Per quanto riguarda la profilassi (necessaria qualora la frequenza degli episodi sia elevata) finora i pazienti emicranici potevano essere trattati solo con farmaci che, efficaci in modo specifico in altre patologie, sono da tempo riconosciuti utili anche nella cura dell’emicrania e indicati nelle Linee Guida per il trattamento delle cefalee; ne sono un esempio i betabloccanti, gli antiepilettici e i calcioantagonisti, o alcuni antidepressivi specifici.
E’ disponibile una terapia di profilassi per l’emicrania? Sì, oggi infatti è disponibile una nuova classe di farmaci: anticorpi monoclonali, in grado di legarsi al recettore di un neurotrasmettitore cerebrale – il peptide correlato al gene della calcitonina (CGRP – Calcitonin Gene-Related Peptide).
I nuovi famaci possono agire in due modi, o inibendo direttamente la molecola di CGRP, oppure bloccando i suoi recettori (cioè le serrature che aprendosi innescano il dolore). Questo evita che si scateni la crisi e dunque si tratta di una terapia preventiva, che permette la diminuzione del numero di attacchi e quindi anche il ricorso a farmaci antidolorifici o specifici della fase acuta. Il farmaco viene somministrato mediante un’iniezione sottocutanea con frequenza mensile.
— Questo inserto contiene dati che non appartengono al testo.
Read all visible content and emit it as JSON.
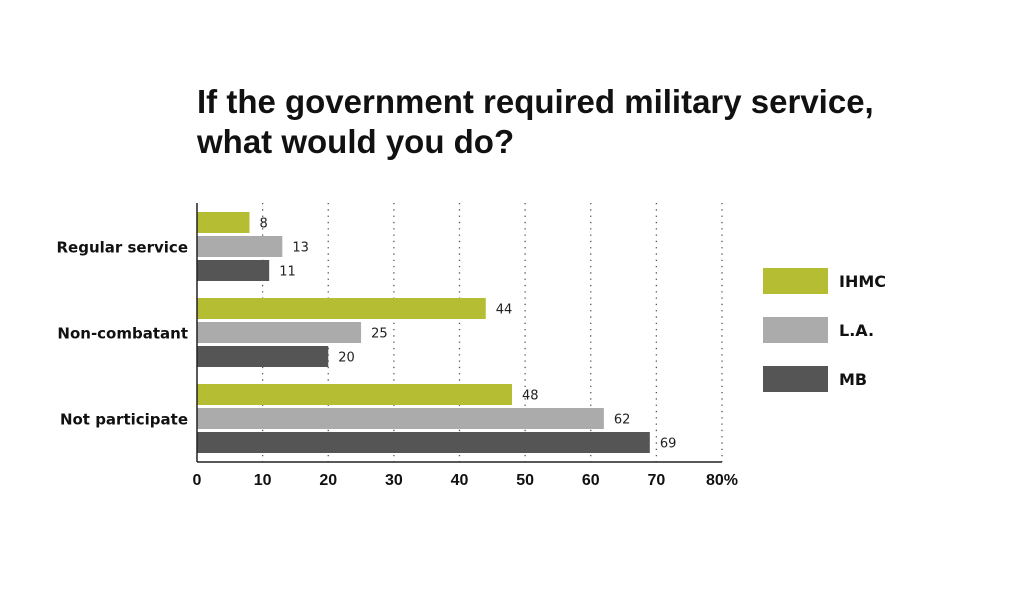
{
  "chart_data": {
    "type": "bar",
    "orientation": "horizontal",
    "title_lines": [
      "If the government required military service,",
      "what would you do?"
    ],
    "categories": [
      "Regular service",
      "Non-combatant",
      "Not participate"
    ],
    "series": [
      {
        "name": "IHMC",
        "color": "#b5bd33",
        "values": [
          8,
          44,
          48
        ]
      },
      {
        "name": "L.A.",
        "color": "#ababab",
        "values": [
          13,
          25,
          62
        ]
      },
      {
        "name": "MB",
        "color": "#555555",
        "values": [
          11,
          20,
          69
        ]
      }
    ],
    "xlim": [
      0,
      80
    ],
    "x_ticks": [
      "0",
      "10",
      "20",
      "30",
      "40",
      "50",
      "60",
      "70",
      "80%"
    ],
    "grid": "vertical dotted",
    "legend_position": "right"
  }
}
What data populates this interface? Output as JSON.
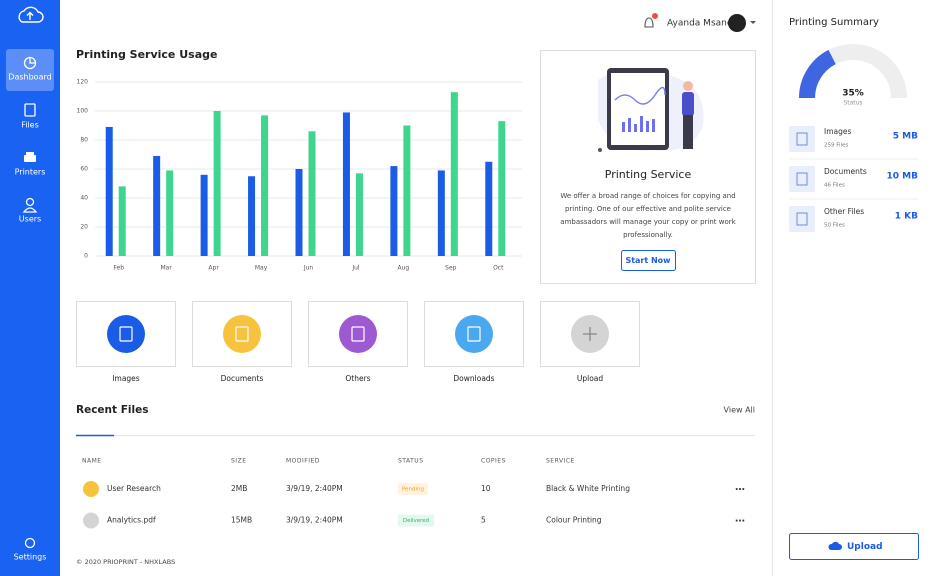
{
  "sidebar": {
    "nav": [
      "Dashboard",
      "Files",
      "Printers",
      "Users"
    ],
    "settings": "Settings"
  },
  "header": {
    "user": "Ayanda Msane"
  },
  "chart_data": {
    "type": "bar",
    "title": "Printing Service Usage",
    "categories": [
      "Feb",
      "Mar",
      "Apr",
      "May",
      "Jun",
      "Jul",
      "Aug",
      "Sep",
      "Oct"
    ],
    "series": [
      {
        "color": "#1a5ce6",
        "values": [
          89,
          69,
          56,
          55,
          60,
          99,
          62,
          59,
          65
        ]
      },
      {
        "color": "#3ed68f",
        "values": [
          48,
          59,
          100,
          97,
          86,
          57,
          90,
          113,
          93
        ]
      }
    ],
    "ylim": [
      0,
      120
    ],
    "yticks": [
      0,
      20,
      40,
      60,
      80,
      100,
      120
    ],
    "grid": true
  },
  "service_card": {
    "title": "Printing Service",
    "description_lines": [
      "We offer a broad range of choices for copying and",
      "printing. One of our effective and polite service",
      "ambassadors will manage your copy or print work",
      "professionally."
    ],
    "button": "Start Now"
  },
  "tiles": [
    "Images",
    "Documents",
    "Others",
    "Downloads",
    "Upload"
  ],
  "recent_files": {
    "title": "Recent Files",
    "view_all": "View All",
    "columns": [
      "NAME",
      "SIZE",
      "MODIFIED",
      "STATUS",
      "COPIES",
      "SERVICE"
    ],
    "rows": [
      [
        "User Research",
        "2MB",
        "3/9/19, 2:40PM",
        "Pending",
        10,
        "Black & White Printing"
      ],
      [
        "Analytics.pdf",
        "15MB",
        "3/9/19, 2:40PM",
        "Delivered",
        5,
        "Colour Printing"
      ]
    ]
  },
  "footer": "© 2020 PRIOPRINT - NHXLABS",
  "summary": {
    "title": "Printing Summary",
    "gauge": {
      "value": 35,
      "value_label": "35%",
      "caption": "Status"
    },
    "items": [
      {
        "name": "Images",
        "count": "259 Files",
        "size": "5 MB"
      },
      {
        "name": "Documents",
        "count": "46 Files",
        "size": "10 MB"
      },
      {
        "name": "Other Files",
        "count": "50 Files",
        "size": "1 KB"
      }
    ],
    "button": "Upload"
  }
}
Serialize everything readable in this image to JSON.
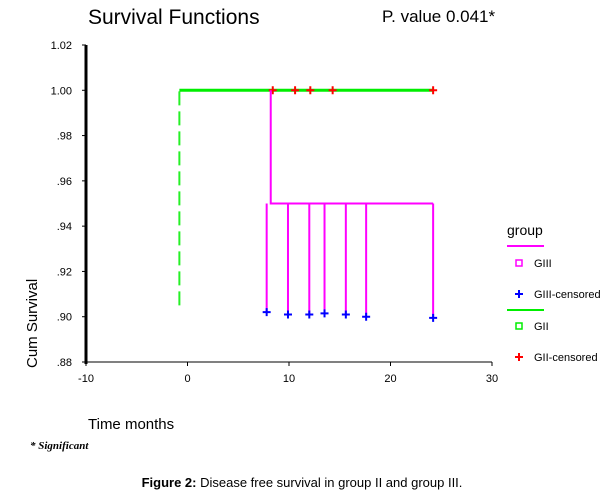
{
  "chart_data": {
    "type": "line",
    "title": "Survival Functions",
    "annotation": "P. value 0.041*",
    "xlabel": "Time months",
    "ylabel": "Cum Survival",
    "xlim": [
      -10,
      30
    ],
    "ylim": [
      0.88,
      1.02
    ],
    "xticks": [
      "-10",
      "0",
      "10",
      "20",
      "30"
    ],
    "yticks": [
      "1.02",
      "1.00",
      ".98",
      ".96",
      ".94",
      ".92",
      ".90",
      ".88"
    ],
    "grid": false,
    "legend_title": "group",
    "legend_position": "right",
    "series": [
      {
        "name": "GII",
        "color": "#00ee00",
        "steps": [
          [
            -0.8,
            0.905
          ],
          [
            -0.8,
            1.0
          ],
          [
            24.2,
            1.0
          ]
        ],
        "dashed_start": true
      },
      {
        "name": "GII-censored",
        "color": "#ff0000",
        "marker": "plus",
        "points": [
          [
            8.4,
            1.0
          ],
          [
            10.6,
            1.0
          ],
          [
            12.1,
            1.0
          ],
          [
            14.3,
            1.0
          ],
          [
            24.2,
            1.0
          ]
        ]
      },
      {
        "name": "GIII",
        "color": "#ff00ff",
        "steps": [
          [
            8.2,
            1.0
          ],
          [
            8.2,
            0.95
          ],
          [
            24.2,
            0.95
          ]
        ],
        "drops": [
          [
            7.8,
            0.902
          ],
          [
            9.9,
            0.901
          ],
          [
            12.0,
            0.901
          ],
          [
            13.5,
            0.9015
          ],
          [
            15.6,
            0.901
          ],
          [
            17.6,
            0.9
          ],
          [
            24.2,
            0.8995
          ]
        ]
      },
      {
        "name": "GIII-censored",
        "color": "#0000ff",
        "marker": "plus",
        "points": [
          [
            7.8,
            0.902
          ],
          [
            9.9,
            0.901
          ],
          [
            12.0,
            0.901
          ],
          [
            13.5,
            0.9015
          ],
          [
            15.6,
            0.901
          ],
          [
            17.6,
            0.9
          ],
          [
            24.2,
            0.8995
          ]
        ]
      }
    ]
  },
  "footnote": "* Significant",
  "caption_bold": "Figure 2:",
  "caption_text": " Disease free survival in group II and group III."
}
A questa recentissima modalità di prevenzione, continua ad affiancarsi un altro tipo di terapia di profilassi, e cioè quella che utilizza la tossina botulinica, già in uso da molti anni in casi selezionati.
È anche importante ricordare che il paziente emicranico dovrebbe sviluppare una consapevolezza dei fattori di rischio che possono scatenare le crisi di mal di testa, e adottare un corretto stile di vita:
- attività fisica regolare
- dieta sana ed equilibrata
- idratazione adeguata
- cicli del sonno regolari
Questi sono tutti elementi importanti nella prevenzione dell’emicrania e quindi nella limitazione, per quanto possibile, dei trattamenti farmacologici.
Un consiglio importante è di non adottare terapie “fai da te”, ma cercare sempre di seguire un adeguato approccio medico.
In caso contrario, non soltanto si corre il rischio di non avere risposte esaurienti, ma, soprattutto, di sviluppare, anche con discreta frequenza, una cronicizzazione del disturbo.